Selain faktor pasar, tingginya tingkat kematian (mortalitas) pada itik Alabio juga menjadi tantangan bagi peternak. Untuk tetap bertahan, peternak melakukan inovasi dengan mengawinsilangkan itik Alabio dengan itik Mojosari.
Itik jenis M-A ini dinilai memiliki daya tahan tubuh yang lebih kuat dan lebih mudah dalam pemeliharaan. Salah seorang peternak, Ulis, mengaku kini lebih memilih memelihara itik M-A karena dinilai lebih praktis.

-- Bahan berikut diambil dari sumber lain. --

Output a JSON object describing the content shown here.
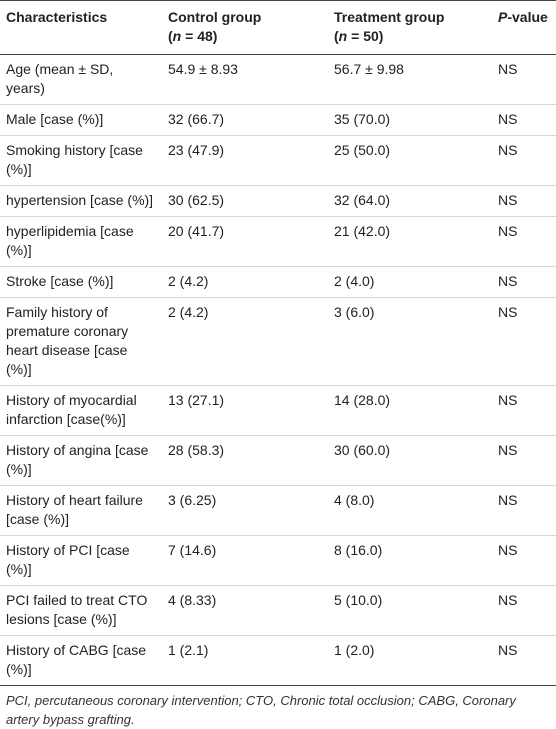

“Dibandingkan itik Alabio, saat ini lebih berkembang itik Mojosari Alabio. Hal ini karena berbeda dengan itik Alabio yang saat masih kecil sering mengalami kematian, sehingga banyak peternak beralih ke jenis persilangan,” jelas Uli, dikutip Rabu, 22 April 2026.
Sementara itu, Kepala Bidang Peternakan Dinas Pertanian Kabupaten Hulu Sungai Utara, Ni’matun Munatifah, menyebut peternak memang lebih tertarik membudidayakan itik hasil kawin silang.
“Memang saat ini peternak lebih suka membudidayakan itik hasil persilangan, yakni jantan Mojosari dan betina Alabio, yang dikenal sebagai itik MA. Rata-rata peternak memiliki keduanya, namun komposisi itik Alabio murni lebih sedikit. Itik MA lebih diminati karena lebih tahan terhadap penyakit, produksinya tinggi, dan telurnya lebih besar. Meski demikian, bantuan kepada peternak tetap menggunakan itik Alabio murni yang dipesan khusus dari penetasan,” jelas Ni’matun.
Menurutnya, itik hasil persilangan memiliki sejumlah keunggulan, seperti lebih tahan terhadap penyakit, produktivitas yang tinggi, serta menghasilkan telur berukuran lebih besar. Meski demikian, itik Alabio tetap dipertahankan sebagai indukan.
Pemerintah daerah melalui setiap program bantuan tetap menyalurkan itik Alabio kepada para peternak untuk menjaga keberlanjutan itik Alabio. Meski banyak peternak telah beralih ke itik hasil persilangan, mereka tetap diharapkan memelihara itik Alabio sebagai indukan, sekaligus menjaga kelestariannya sebagai ikon produk asli Kabupaten Hulu Sungai Utara.